New IFML Framework for Diffusion Models to be included in several production pipelines by teams in Google

Algorithms for solving inverse problems give breakthrough performance on visual stylization, personalization, and image restoration.

RB-Modulation

Latent representation spaces have been powerful in enabling computationally efficient methods for image generation. Indeed, state-of-the-art generative AI techniques today (e.g., Stable Diffusion) crucially leverage lower-dimensional representation spaces to enable text-prompted image generation. In recent work, we showed that such representation spaces also enable us to solve a wide variety of inverse problems. An inverse problem is one where partial data of the ground truth is available and the goal is to reconstruct the missing data (e.g., for images, this includes inpainting, denoising, deblurring, de-striping, and super resolution). In collaboration with Google and Google DeepMind researchers, we developed state-of-the-art algorithms for image editing, restoration, and personalization.

In [1], we previously developed the first framework to solve linear inverse problems, leveraging pretrained latent diffusion models (a class of models that build on diffusion-based Markov processes for sampling from high-dimensional distributions). Formally, these methods rely on posterior sampling in latent space for image recovery; however, they are known to have a quality-limiting bias in the diffusion that leads to blurry images. To address this issue, we developed Second-order Tweedie sampler from Surrogate Loss (STSL) [2], the first efficient second-order diffusion sampler to mitigate the bias incurred in the widely used first-order samplers. With this method, we devised a surrogate loss function to refine the reverse process at every diffusion step to address inverse problems and perform high-fidelity text-guided image editing. This work has already had major impact. Teams at Google are currently incorporating STSL into next-generation devices and numerous production pipelines, including Pixel, Chromebook, Tablet, and YouTube, aiming to enable face authentication to the broader ecosystem. 

 

Figure1
Figure 1. STSL: Image restoration and text-guided image editing using pretrained latent diffusion models including Stable Diffusion.

 

(See: https://stsl-inverse-edit.github.io for more results).

In [3], we developed a new framework called RB-Modulation that enables time-sensitive applications such as personalization on mobile devices (e.g., changing the style of an image based on a reference style or composing a reference style with given content).
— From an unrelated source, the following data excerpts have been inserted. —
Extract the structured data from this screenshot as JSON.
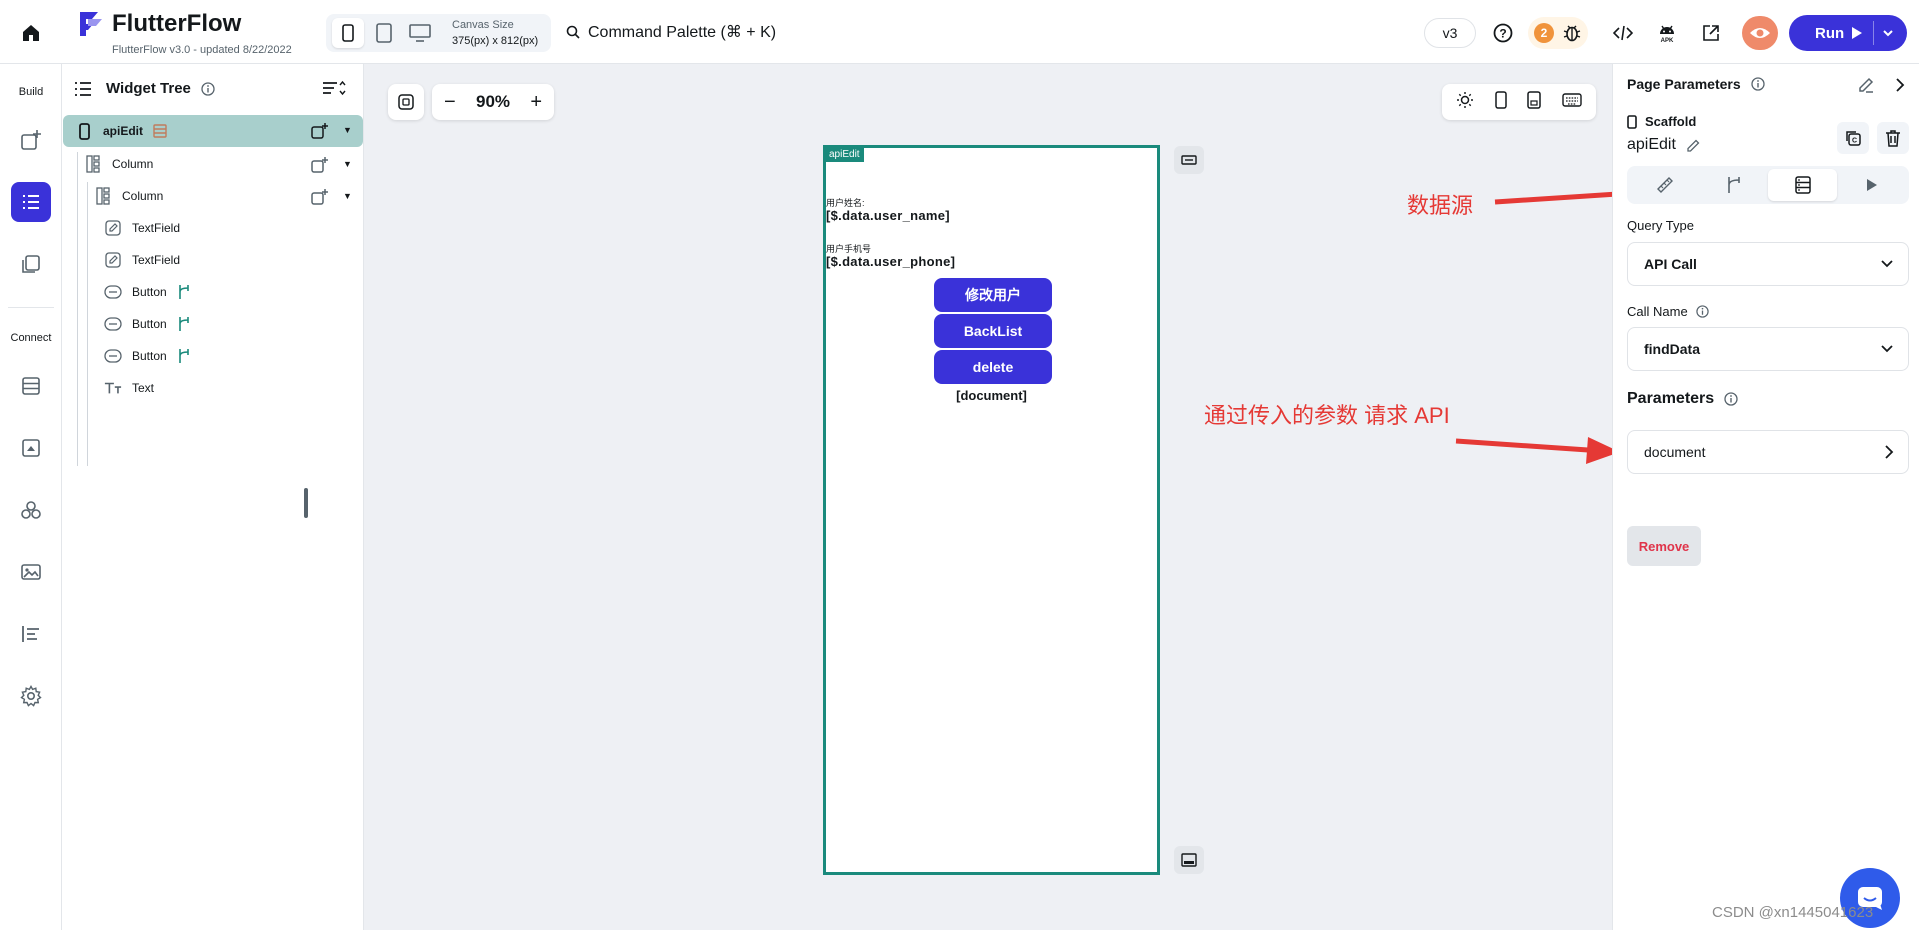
{
  "app": {
    "title": "FlutterFlow",
    "subtitle": "FlutterFlow v3.0 - updated 8/22/2022",
    "accent": "#3a32d9"
  },
  "toolbar": {
    "canvas_size_label": "Canvas Size",
    "canvas_size_value": "375(px) x 812(px)",
    "command_palette": "Command Palette (⌘ + K)",
    "version": "v3",
    "notification_count": "2",
    "run_label": "Run"
  },
  "rail": {
    "build_label": "Build",
    "connect_label": "Connect"
  },
  "widget_tree": {
    "title": "Widget Tree",
    "root": "apiEdit",
    "nodes": [
      {
        "label": "Column"
      },
      {
        "label": "Column"
      },
      {
        "label": "TextField"
      },
      {
        "label": "TextField"
      },
      {
        "label": "Button"
      },
      {
        "label": "Button"
      },
      {
        "label": "Button"
      },
      {
        "label": "Text"
      }
    ]
  },
  "canvas": {
    "zoom": "90%",
    "zoom_minus": "−",
    "zoom_plus": "+",
    "page_tag": "apiEdit",
    "name_label": "用户姓名:",
    "name_value": "[$.data.user_name]",
    "phone_label": "用户手机号",
    "phone_value": "[$.data.user_phone]",
    "buttons": [
      "修改用户",
      "BackList",
      "delete"
    ],
    "document_text": "[document]"
  },
  "annotations": {
    "datasource": "数据源",
    "request_api": "通过传入的参数 请求 API",
    "color": "#e53935"
  },
  "right_panel": {
    "title": "Page Parameters",
    "widget_type": "Scaffold",
    "widget_name": "apiEdit",
    "query_type_label": "Query Type",
    "query_type_value": "API Call",
    "call_name_label": "Call Name",
    "call_name_value": "findData",
    "parameters_label": "Parameters",
    "parameter_item": "document",
    "remove_label": "Remove"
  },
  "watermark": "CSDN @xn1445041623"
}
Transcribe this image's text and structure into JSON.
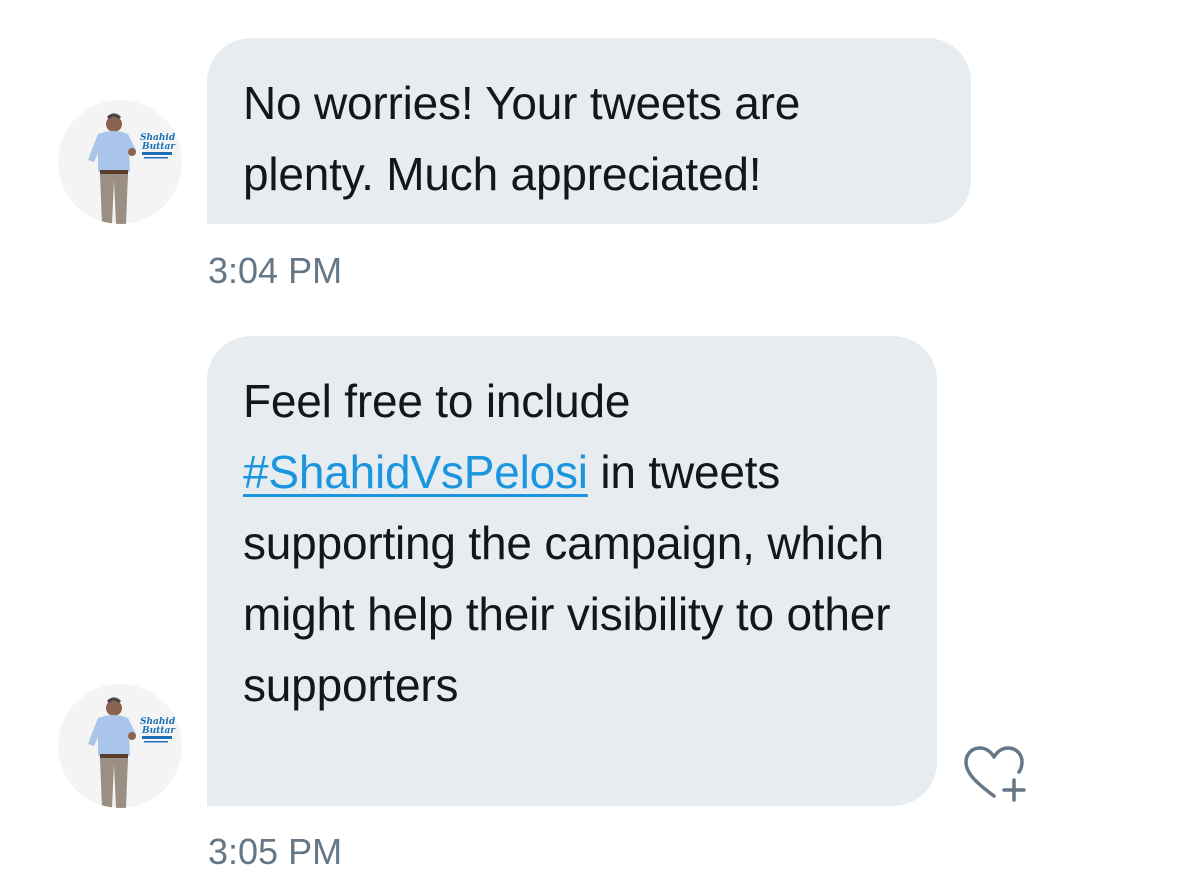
{
  "messages": [
    {
      "text": "No worries! Your tweets are plenty. Much appreciated!",
      "timestamp": "3:04 PM"
    },
    {
      "text_before": "Feel free to include ",
      "hashtag": "#ShahidVsPelosi",
      "text_after": " in tweets supporting the campaign, which might help their visibility to other supporters",
      "timestamp": "3:05 PM"
    }
  ],
  "avatar": {
    "logo_line1": "Shahid",
    "logo_line2": "Buttar"
  },
  "icons": {
    "like": "heart-plus-icon"
  },
  "colors": {
    "bubble": "#e6ecf0",
    "text": "#14171a",
    "hashtag": "#1b95e0",
    "timestamp": "#657786",
    "icon": "#657786"
  }
}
Specifically, our approach results in more than 20x improvement in speed compared to training-based methods, while outperforming previous state-of-the-art approaches in training-free personalization tasks. Teams at Google are incorporating RB-Modulation into the production pipelines of Pixel and YouTube.

Figure 2 presents qualitative results for stylization and content-style composition. See more examples at: https://rb-modulation.github.io/). We have also released the GitHub source code and a demo on Hugging Face, which became the number one demo of the week on Hugging Face Spaces with more than 18,000 users.

 

Fig2
Figure 2. RB-Modulation: Given a single reference image (rounded rectangle), RB-Modulation offers a plug-and-play solution for stylization and content-style composition with various prompts while maintaining sample diversity and prompt alignment. For instance, given a reference style image (e.g.,“melting golden 3D rendering style”) and content image (e.g., “a dog”), our method adheres to the desired prompts without leaking contents (e.g., flower) from the reference style image and without being restricted to the fixed pose or layout of the reference dog image.

 

References

[1] Rout, Litu, Negin Raoof, Giannis Daras, Constantine Caramanis, Alex Dimakis, and Sanjay Shakkottai. "Solving linear inverse problems provably via posterior sampling with latent diffusion models." Advances in Neural Information Processing Systems 36 (2024).

[2] Rout, Litu, Yujia Chen, Abhishek Kumar, Constantine Caramanis, Sanjay Shakkottai, and Wen-Sheng Chu. "Beyond First-Order Tweedie: Solving Inverse Problems using Latent Diffusion." IEEE/CVF Conference on Computer Vision and Pattern Recognition (CVPR) (2023).

[3] Rout, Litu, Yujia Chen, Nataniel Ruiz, Abhishek Kumar, Constantine Caramanis, Sanjay Shakkottai, and Wen-Sheng Chu. "RB-Modulation: Training-Free Personalization of Diffusion Models using Stochastic Optimal Control." arXiv preprint arXiv:2405.17401 (2024).